Things are rarely so straightforward. As is so often the way, this painfully shy artist was, in ironic truth, more suited to his bedroom than the charts. That the third, best and warmest Owl City album, 2011's All Things Bright and Beautiful, enjoyed comparatively modest sales did solve one problem: Young wasn't going to endure the stresses brought by a mass audience. But it also created many more, not least what to do next.

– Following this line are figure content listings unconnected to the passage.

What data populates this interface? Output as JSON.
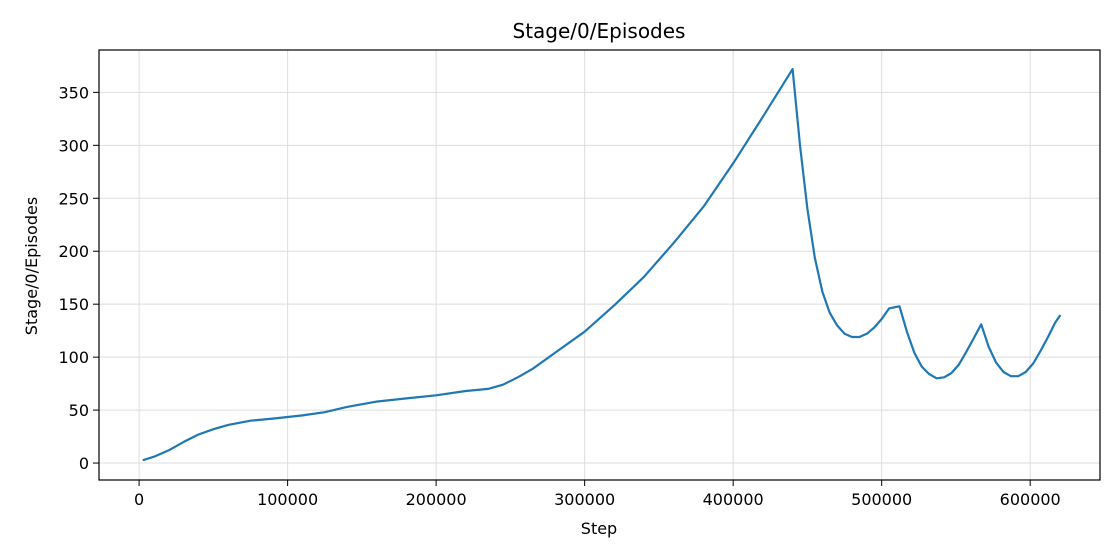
{
  "chart_data": {
    "type": "line",
    "title": "Stage/0/Episodes",
    "xlabel": "Step",
    "ylabel": "Stage/0/Episodes",
    "xlim": [
      -27000,
      647000
    ],
    "ylim": [
      -16,
      390
    ],
    "xticks": [
      0,
      100000,
      200000,
      300000,
      400000,
      500000,
      600000
    ],
    "xtick_labels": [
      "0",
      "100000",
      "200000",
      "300000",
      "400000",
      "500000",
      "600000"
    ],
    "yticks": [
      0,
      50,
      100,
      150,
      200,
      250,
      300,
      350
    ],
    "ytick_labels": [
      "0",
      "50",
      "100",
      "150",
      "200",
      "250",
      "300",
      "350"
    ],
    "grid": true,
    "series": [
      {
        "color": "#1f77b4",
        "x": [
          3000,
          10000,
          20000,
          30000,
          40000,
          50000,
          60000,
          75000,
          90000,
          110000,
          125000,
          140000,
          160000,
          180000,
          200000,
          220000,
          235000,
          245000,
          255000,
          265000,
          280000,
          300000,
          320000,
          340000,
          360000,
          380000,
          400000,
          420000,
          440000,
          445000,
          450000,
          455000,
          460000,
          465000,
          470000,
          475000,
          480000,
          485000,
          490000,
          495000,
          500000,
          505000,
          512000,
          517000,
          522000,
          527000,
          532000,
          537000,
          542000,
          547000,
          552000,
          557000,
          562000,
          567000,
          572000,
          577000,
          582000,
          587000,
          592000,
          597000,
          602000,
          607000,
          612000,
          617000,
          620000
        ],
        "y": [
          3,
          6,
          12,
          20,
          27,
          32,
          36,
          40,
          42,
          45,
          48,
          53,
          58,
          61,
          64,
          68,
          70,
          74,
          81,
          89,
          104,
          124,
          149,
          176,
          208,
          242,
          283,
          327,
          372,
          300,
          240,
          194,
          162,
          142,
          130,
          122,
          119,
          119,
          122,
          128,
          136,
          146,
          148,
          124,
          104,
          91,
          84,
          80,
          81,
          85,
          93,
          105,
          118,
          131,
          110,
          95,
          86,
          82,
          82,
          86,
          94,
          106,
          119,
          133,
          139
        ]
      }
    ]
  }
}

Surprisingly, he's gone for the commercial jugular. Welcoming as Young's previous work was, it was always underpinned by that gentle bedroom sensibility. This time he's not so much come out of the pop closet as kicked the doors down, hence Good Time's scarf-waving, anthemic chorus; Embrace sounding like a less-camp Erasure; and Metropolis hurtling along like the long-lost New Radicals.
And, while Young has never been averse to collaboration, it's still a surprise not just when Blink-182's Mark Hoppus turns up to bellow the thudding Dementia, but that Young has allowed outside producers including Stargate, soundcrafters for Shakira, Rihanna, Beyonce and, of course, S Club 7, to shape his world.

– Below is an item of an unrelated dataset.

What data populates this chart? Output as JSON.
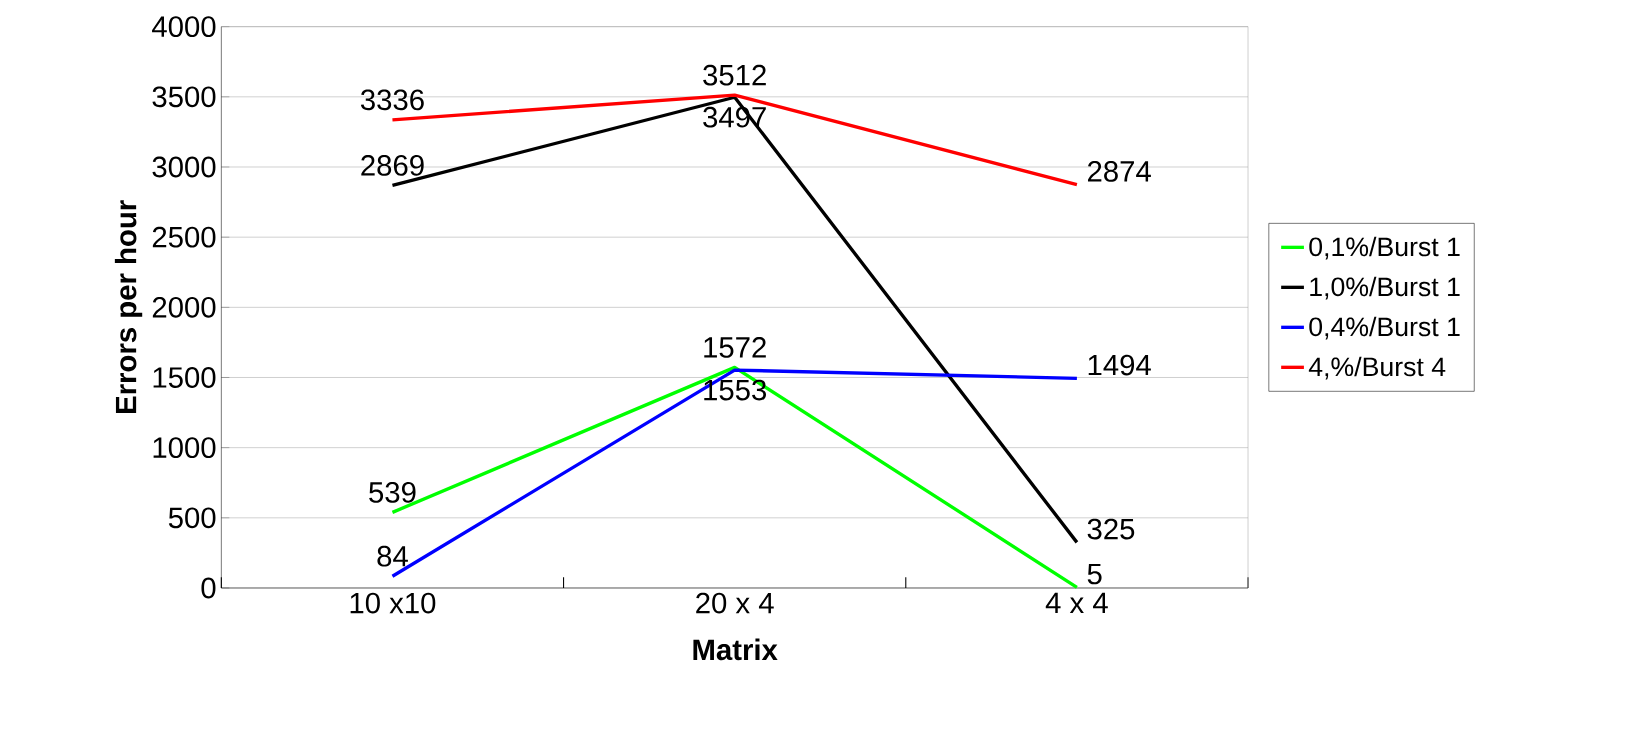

The downside to this rampant expansion of sound could have been a corresponding dip in warmth, but Young has turned out to be a smoother, less-desperate operator than you might imagine.
He has no fear of dance, and while the Stargate-helmed Shooting Star owes much to another of their creations, Katy Perry's Firework, there's a familiar touching vulnerability to the piano ballad Silhoutte ("I can't put to bed these phobias and fears") and Take It All Away, his most musically daring moment.
If this gamble works, Owl City will be huge again and, this time, Young sounds like he wants it. If the downwards spiral continues, he's still made a brave and bold addition to what is increasingly looking like a catalogue to relish.